I think it is important to use any and everything we have to fight systems of oppression and so often oppression wields its cowardly sword at the body and sexuality because it knows how powerful these forces are. Our sexuality and desire is a deep source of wisdom and power and when we decouple it from shame, freedom becomes more possible.
You’ve stated previously that you often perform personal rituals of sorts, whilst your sculptures are being made, which often relate to the sculpture in question. Can you give us some examples of these rituals, and why you carry these out?
In some ways, Orgy for 10 People In One Body is one long super sigil.
And as I work on it, I keep learning about things that I may be doing intuitively that are connected to longer lineages of ritual through human history. For example, Orgy For 10 People In One Body 3 (the wooden piece) is the only piece in the orgy at a smaller scale. She is at a scale that is holdable and I found myself caring for her in the most tender way, sleeping with her, singing to her, caressing her and I noticed how healing this care on her body was for my own body.
I was working on the piece right when lockdown began and at the same time I joined a group called Enclosure - a collective of artists and medieval scholars that began meeting regularly in quarantine to talk about medieval art, enclosure, anchorites, saints, etc. We were all pretty raw when we first began speaking, getting the hang of zoom and our new monastic lives and in one of the first meetings I was telling the group about the small wooden sculpture and she was sitting beside me and they introduced me to the idea of sympathetic magic. I realised that this ancient human practice had made its way into my own.
Other rituals have been more intentional. For example in anticipation of the body scan from which the form of Orgy For 10 People In One Body 5 (The deer piece) was born, I worked almost like a method actor to “become” the deer.
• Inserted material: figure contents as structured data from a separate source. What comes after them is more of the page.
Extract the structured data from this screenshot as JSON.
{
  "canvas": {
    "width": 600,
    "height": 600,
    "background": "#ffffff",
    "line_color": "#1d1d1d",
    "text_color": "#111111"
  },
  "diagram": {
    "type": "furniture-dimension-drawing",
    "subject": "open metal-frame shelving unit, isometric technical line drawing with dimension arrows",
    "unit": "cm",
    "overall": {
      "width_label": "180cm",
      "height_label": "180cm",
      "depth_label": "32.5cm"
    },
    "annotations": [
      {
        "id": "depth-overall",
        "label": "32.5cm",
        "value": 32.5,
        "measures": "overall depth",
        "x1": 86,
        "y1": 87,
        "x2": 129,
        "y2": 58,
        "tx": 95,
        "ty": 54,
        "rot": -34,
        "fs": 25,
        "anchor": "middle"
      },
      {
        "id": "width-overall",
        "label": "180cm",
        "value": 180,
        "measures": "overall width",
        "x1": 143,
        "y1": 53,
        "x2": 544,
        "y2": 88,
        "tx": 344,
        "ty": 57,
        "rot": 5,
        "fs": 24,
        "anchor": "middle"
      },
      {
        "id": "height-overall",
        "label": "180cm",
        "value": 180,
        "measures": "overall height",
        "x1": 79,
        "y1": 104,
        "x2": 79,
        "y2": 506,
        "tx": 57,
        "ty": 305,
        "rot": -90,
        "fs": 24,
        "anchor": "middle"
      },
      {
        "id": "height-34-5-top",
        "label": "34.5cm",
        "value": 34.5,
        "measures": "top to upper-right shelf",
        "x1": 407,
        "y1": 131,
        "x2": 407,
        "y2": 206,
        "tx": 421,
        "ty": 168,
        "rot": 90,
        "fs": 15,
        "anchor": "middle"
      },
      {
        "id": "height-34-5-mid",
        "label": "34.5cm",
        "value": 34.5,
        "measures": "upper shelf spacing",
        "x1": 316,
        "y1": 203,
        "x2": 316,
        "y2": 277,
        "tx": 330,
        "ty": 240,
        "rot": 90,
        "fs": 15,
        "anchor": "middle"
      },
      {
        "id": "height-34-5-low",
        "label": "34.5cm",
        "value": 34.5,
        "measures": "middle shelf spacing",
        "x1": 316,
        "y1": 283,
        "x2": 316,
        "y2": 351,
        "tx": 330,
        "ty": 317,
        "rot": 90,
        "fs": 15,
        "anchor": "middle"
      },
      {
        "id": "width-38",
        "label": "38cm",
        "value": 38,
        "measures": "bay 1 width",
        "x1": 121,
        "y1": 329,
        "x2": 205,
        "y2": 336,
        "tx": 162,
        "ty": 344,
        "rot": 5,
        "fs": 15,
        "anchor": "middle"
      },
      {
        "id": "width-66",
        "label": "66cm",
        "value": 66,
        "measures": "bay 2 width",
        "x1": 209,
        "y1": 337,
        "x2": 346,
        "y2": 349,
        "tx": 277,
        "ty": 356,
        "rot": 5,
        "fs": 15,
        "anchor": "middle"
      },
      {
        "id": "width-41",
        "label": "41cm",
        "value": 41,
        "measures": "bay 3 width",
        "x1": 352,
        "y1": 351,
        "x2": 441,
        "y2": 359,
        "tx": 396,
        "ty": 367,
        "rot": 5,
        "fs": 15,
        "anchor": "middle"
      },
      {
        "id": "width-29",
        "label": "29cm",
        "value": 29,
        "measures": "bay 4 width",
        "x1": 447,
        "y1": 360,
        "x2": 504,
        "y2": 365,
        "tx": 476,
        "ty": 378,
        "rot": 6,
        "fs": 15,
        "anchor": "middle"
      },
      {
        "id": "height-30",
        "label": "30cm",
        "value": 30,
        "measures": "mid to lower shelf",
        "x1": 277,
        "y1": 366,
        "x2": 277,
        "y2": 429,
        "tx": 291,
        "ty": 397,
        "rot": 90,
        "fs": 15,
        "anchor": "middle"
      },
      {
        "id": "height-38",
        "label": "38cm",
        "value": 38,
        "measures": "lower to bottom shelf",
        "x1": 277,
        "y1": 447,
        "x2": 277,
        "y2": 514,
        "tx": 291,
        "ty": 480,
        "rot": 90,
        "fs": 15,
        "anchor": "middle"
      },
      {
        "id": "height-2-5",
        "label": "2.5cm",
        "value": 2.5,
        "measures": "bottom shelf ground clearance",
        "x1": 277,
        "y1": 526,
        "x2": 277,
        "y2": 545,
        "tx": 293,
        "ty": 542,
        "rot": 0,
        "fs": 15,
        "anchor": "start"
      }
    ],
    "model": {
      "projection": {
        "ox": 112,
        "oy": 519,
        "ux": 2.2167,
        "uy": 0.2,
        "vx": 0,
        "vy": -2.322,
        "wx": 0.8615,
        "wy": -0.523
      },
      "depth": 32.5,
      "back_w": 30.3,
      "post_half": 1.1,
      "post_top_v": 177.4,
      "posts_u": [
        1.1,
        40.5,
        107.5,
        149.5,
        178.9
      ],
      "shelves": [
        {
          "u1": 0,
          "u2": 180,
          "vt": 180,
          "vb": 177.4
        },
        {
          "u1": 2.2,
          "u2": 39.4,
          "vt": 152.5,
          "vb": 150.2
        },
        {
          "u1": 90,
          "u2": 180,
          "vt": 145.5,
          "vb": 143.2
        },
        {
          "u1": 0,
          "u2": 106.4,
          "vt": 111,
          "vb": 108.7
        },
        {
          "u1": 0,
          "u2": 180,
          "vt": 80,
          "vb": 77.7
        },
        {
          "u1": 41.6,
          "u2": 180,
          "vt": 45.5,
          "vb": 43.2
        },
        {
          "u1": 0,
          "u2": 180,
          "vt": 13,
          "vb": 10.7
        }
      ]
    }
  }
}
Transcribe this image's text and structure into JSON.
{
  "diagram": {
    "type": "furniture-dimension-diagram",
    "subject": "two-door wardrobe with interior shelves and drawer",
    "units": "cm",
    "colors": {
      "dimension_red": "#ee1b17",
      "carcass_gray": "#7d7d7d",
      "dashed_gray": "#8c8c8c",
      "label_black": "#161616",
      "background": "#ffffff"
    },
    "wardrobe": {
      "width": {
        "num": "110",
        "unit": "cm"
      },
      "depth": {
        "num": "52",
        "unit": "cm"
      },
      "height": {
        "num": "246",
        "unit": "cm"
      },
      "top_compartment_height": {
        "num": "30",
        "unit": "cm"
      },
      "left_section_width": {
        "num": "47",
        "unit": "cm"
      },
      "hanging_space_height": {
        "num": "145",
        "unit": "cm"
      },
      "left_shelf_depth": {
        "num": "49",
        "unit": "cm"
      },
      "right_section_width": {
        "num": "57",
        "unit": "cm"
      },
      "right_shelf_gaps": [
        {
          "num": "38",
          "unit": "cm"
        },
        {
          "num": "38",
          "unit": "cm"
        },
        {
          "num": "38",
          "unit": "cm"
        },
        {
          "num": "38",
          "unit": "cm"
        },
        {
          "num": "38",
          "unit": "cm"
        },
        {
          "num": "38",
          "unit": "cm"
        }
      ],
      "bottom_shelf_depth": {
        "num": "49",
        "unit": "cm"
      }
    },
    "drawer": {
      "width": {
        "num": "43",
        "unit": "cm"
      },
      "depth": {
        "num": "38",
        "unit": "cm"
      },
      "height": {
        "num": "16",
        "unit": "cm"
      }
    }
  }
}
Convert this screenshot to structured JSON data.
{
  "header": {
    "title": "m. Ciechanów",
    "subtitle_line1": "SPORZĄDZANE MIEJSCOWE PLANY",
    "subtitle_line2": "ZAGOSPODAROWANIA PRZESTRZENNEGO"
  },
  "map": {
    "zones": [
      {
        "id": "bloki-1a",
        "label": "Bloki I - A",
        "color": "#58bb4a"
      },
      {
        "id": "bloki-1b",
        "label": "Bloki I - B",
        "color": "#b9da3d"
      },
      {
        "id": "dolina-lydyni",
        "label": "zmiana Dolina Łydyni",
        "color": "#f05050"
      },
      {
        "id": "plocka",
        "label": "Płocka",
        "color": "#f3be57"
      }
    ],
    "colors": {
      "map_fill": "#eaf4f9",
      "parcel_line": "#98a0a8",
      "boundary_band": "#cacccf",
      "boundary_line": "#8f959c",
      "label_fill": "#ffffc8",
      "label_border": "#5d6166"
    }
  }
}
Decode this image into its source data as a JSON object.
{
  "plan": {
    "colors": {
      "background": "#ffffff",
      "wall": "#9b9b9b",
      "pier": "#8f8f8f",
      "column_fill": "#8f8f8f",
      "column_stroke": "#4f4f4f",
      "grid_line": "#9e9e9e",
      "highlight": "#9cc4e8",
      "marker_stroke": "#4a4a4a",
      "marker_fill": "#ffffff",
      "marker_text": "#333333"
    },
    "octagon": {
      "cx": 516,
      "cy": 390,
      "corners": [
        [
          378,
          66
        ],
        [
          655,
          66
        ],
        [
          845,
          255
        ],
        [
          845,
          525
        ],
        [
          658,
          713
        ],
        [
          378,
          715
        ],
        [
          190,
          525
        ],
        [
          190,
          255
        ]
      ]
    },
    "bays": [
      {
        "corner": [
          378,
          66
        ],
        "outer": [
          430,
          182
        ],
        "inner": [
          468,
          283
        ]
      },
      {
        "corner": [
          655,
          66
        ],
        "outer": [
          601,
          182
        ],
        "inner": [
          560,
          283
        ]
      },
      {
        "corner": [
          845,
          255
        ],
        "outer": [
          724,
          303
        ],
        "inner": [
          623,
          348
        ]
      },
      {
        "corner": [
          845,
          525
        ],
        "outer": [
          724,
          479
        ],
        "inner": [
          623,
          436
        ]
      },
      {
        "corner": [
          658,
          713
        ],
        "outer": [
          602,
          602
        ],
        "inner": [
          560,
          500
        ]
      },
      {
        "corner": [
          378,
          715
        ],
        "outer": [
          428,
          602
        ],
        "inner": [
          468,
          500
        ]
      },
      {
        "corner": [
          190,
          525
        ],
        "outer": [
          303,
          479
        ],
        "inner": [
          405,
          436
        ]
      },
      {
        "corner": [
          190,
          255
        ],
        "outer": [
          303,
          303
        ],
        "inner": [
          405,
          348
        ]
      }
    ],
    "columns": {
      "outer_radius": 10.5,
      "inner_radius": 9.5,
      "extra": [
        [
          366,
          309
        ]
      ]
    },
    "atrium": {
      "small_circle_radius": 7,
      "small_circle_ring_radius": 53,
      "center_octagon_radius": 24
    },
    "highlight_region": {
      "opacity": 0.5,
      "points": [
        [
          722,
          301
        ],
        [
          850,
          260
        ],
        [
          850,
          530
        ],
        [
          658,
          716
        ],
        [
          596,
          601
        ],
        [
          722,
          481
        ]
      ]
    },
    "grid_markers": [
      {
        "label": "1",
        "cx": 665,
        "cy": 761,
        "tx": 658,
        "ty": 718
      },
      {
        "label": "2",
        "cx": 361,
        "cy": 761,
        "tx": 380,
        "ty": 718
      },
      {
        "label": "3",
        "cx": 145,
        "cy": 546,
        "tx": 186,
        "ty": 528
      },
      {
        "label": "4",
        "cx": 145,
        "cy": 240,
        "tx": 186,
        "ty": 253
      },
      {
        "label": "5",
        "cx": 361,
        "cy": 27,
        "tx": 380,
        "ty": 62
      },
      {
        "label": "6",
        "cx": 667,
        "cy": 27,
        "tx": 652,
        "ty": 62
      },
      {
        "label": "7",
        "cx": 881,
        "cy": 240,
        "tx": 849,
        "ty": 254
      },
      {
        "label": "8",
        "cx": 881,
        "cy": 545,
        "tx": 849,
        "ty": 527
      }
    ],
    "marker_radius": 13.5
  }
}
I ate only deer food, spent all my time in and around the deer meadows in the mountains near my studio, and listened constantly to a sacred motet by Arvo Pärt called the Deer’s Cry that is a kind of protective prayer or spell of concealment originally invoked by Saint Patrick in 433 AD to turn he and his monks into a herd of wild fawns when an ambush was upon them. I am really interested in transhumanism and transformation in general as a way of meeting and transcending our moment.
Do you believe that political or social statements always lurk behind an art or sculpture piece? If so, how would you categorise the statements which your own sculptures present?
I don’t think of my sculptures as statements. Each is more of a question than an answer. But I do think that having a voice is a political act and so in this way making art itself can be seen as political. I think that making my work, having a voice and using it, is an enactment and support of the freedom and power that lies within each of us and why art is often seen as so dangerous to other systems of power, because it is. It reminds us of and connects us to our own power, outside of the systems that try and control us.